A Chapter 11 bankruptcy allows the business time to reorganize and become profitable so that it is able to pay creditors over time. Certain creditors will be getting less than what was owed by the business. This is known as cramdown. The court oversees this process and ensures that all statutory requirements are met. The debtor becomes the debtor- in-possession and there is no trustee appointed. The debtor maintains control of the business. A United States Trustee monitors the bankruptcy proceedings and the business operations. A creditors committee is appointed by the United States Trustee to represent the creditors and sometimes a committee is formed to represent the other stakeholders such as stockholders.

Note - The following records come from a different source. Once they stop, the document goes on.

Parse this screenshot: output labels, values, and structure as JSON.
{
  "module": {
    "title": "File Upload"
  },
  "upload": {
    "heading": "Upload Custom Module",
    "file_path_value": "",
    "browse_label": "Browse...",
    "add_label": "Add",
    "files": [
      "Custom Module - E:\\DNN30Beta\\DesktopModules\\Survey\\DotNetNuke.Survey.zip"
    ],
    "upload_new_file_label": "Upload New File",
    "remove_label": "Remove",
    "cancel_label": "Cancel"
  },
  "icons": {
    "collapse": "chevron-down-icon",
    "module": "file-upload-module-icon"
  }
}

If the debtor-in-possession is found guilty of gross negligence, mismanagement or fraud by the United States trustee, then a case trustee will be appointed to take over the responsibility of the debtor- in-possession. The case trustee usually hires an operator to run the business in place of the debtor-in-possession. The operator has to learn the specific nature of the business. This will take time and will cost more. An examiner is sometimes appointed to monitor the debtor-in-possession and report to the United States Trustee. If the debtor-in-possession is found to be unreliable, incompetent or untrustworthy the examiner may carry out duties of the debtor-in-possession.

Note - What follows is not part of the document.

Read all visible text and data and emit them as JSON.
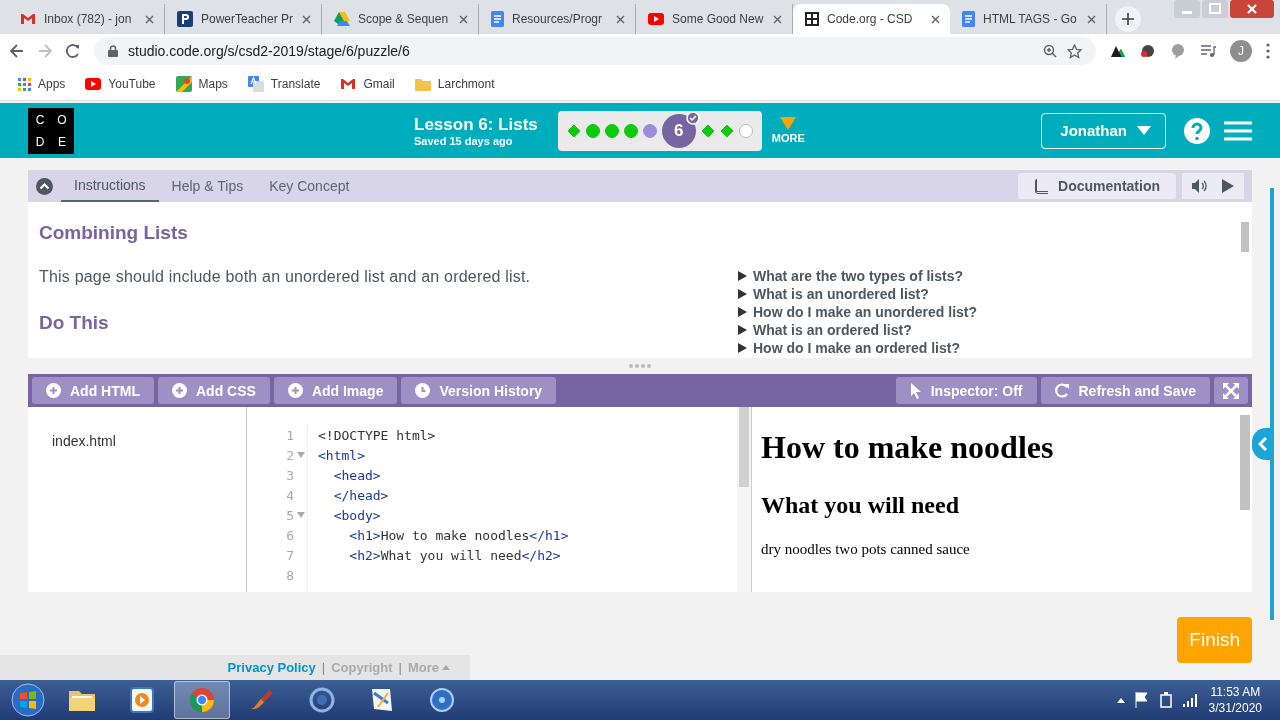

The petitioner is the person who initially files the petition pleading the initiation of the Chapter 11 bankruptcy. This is usually the debtor which could be a corporation, partnership or an individual. The petitioner may be debtor’s creditors who plead an involuntary bankruptcy in rare cases. Certain debtors like small business debtors and individual debtors have specific provisions that apply to them.
Small Business Debtor
A business is regarded as a small business debtor when the debtor has secured and unsecured debt totaling no more than $2,490,925 and for which the United States Trustee has not formed a creditors committee. The Chapter 11 business bankruptcy process is greatly simplified without a creditors committee but the United States Trustee has to more actively monitor the small business debtor.

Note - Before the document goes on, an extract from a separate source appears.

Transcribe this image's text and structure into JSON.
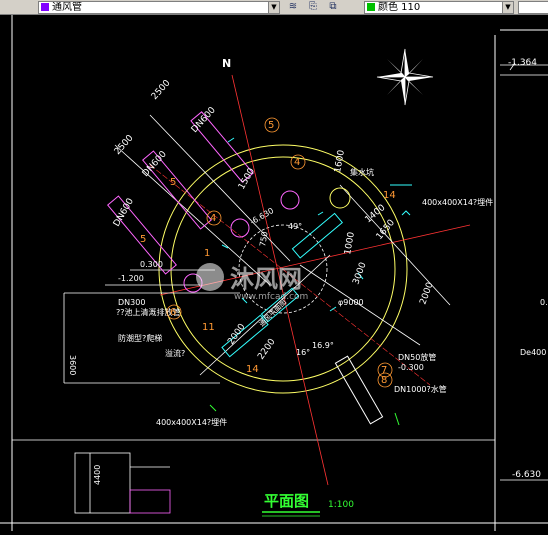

There are several statutes that apply to individuals under a Chapter 11 bankruptcy that make it similar to a Chapter 13 bankruptcy. As in a Chapter 13 bankruptcy the debtor has to take a credit counseling course conducted by an approved agency prior to submitting the initial petition for a Chapter 11 bankruptcy. The bankruptcy petition must be developed as a result of the credit counseling course. A creditor may object if the debtor fails to do so and the debtor will have to commit all projected income to paying creditors.
The debtor does not receive any discharge of debt before the payment plan is complete.